Key Takeaways
- The number of job openings declined in March as the job market continued to cool, according to the Bureau of Labor Statistics.
- Businesses may be growing more reluctant to hire as President Donald Trump’s rapid-fire announcements of tariffs have stoked uncertainty about the future.
- The uncertainty may be helping workers in one way: layoffs have stayed low, as businesses have been reluctant to let go of their existing workforces in case the economic outlook improves.
It got tougher to find a job in March, and that was before President Donald Trump’s “Liberation Day” tariffs shook up the hiring market.
The number of job openings fell to 7.2 million from a downwardly revised 7.5 million in March, the Bureau of Labor Statistics said Tuesday. That was below the 7.5 million jobs forecasters had expected, according to a survey of economists by Dow Jones Newswires and The Wall Street Journal. However, businesses remained reluctant to let their existing staff go, with the number of layoffs falling to 1.6 million from 1.8 million in February.
Tuesday’s report on job openings and labor turnover added detail to the BLS’s jobs report released earlier this month, which showed the overall market expanding at a healthy pace. However, decreasing job openings suggested brewing weakness ahead of President Donald Trump’s April tariff announcements, which soured the job creation outlook in the months ahead.

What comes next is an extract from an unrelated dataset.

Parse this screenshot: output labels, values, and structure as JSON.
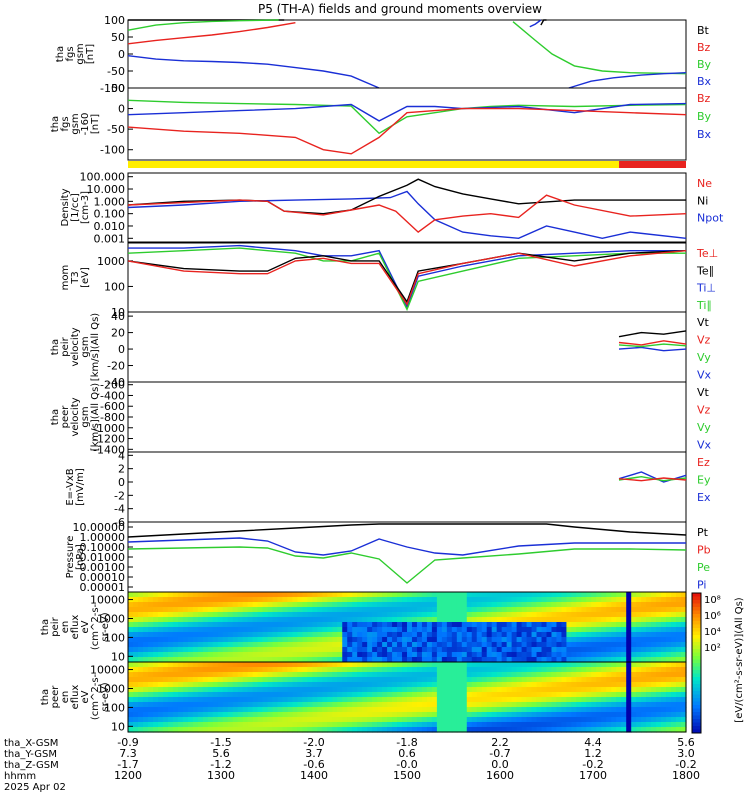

Trump’s tariffs on trading partners, including a 145% tariff rate against most products from China, could hurt businesses enough to damage a labor market that has stayed resilient through the post-pandemic era. The Trump administration’s federal job cuts, plus the ongoing crackdown on immigration, could also hit the job market in the coming months.
“The disruption caused by the announcement—and a still-elevated tariff rate on most goods from China—is likely to lead some businesses to slam on the hiring brakes,” Cory Stahle, economist for the hiring lab of job hunting site Indeed, wrote in a commentary. “When paired with continued cuts to both federal employment and spending and labor supply challenges that may arise from tighter immigration policy, the risk of more substantive and rapid declines in the coming months is growing.”
The decrease in job openings meant there was one job opening per unemployed worker, the lowest job availability in nearly four years.
Economists said uncertainty about trade policy, stoked by Trump’s frequent import tax announcements, is holding back hiring, although it could also be discouraging businesses from layoffs, at least for the time being.
“The push and pull has left the labor market in a fragile stasis that makes it vulnerable to being knocked off balance should the deteriorating outlook for growth come to fruition,” Sarah House and Nicole Cervi, economists at Wells Fargo Securities, wrote in a commentary.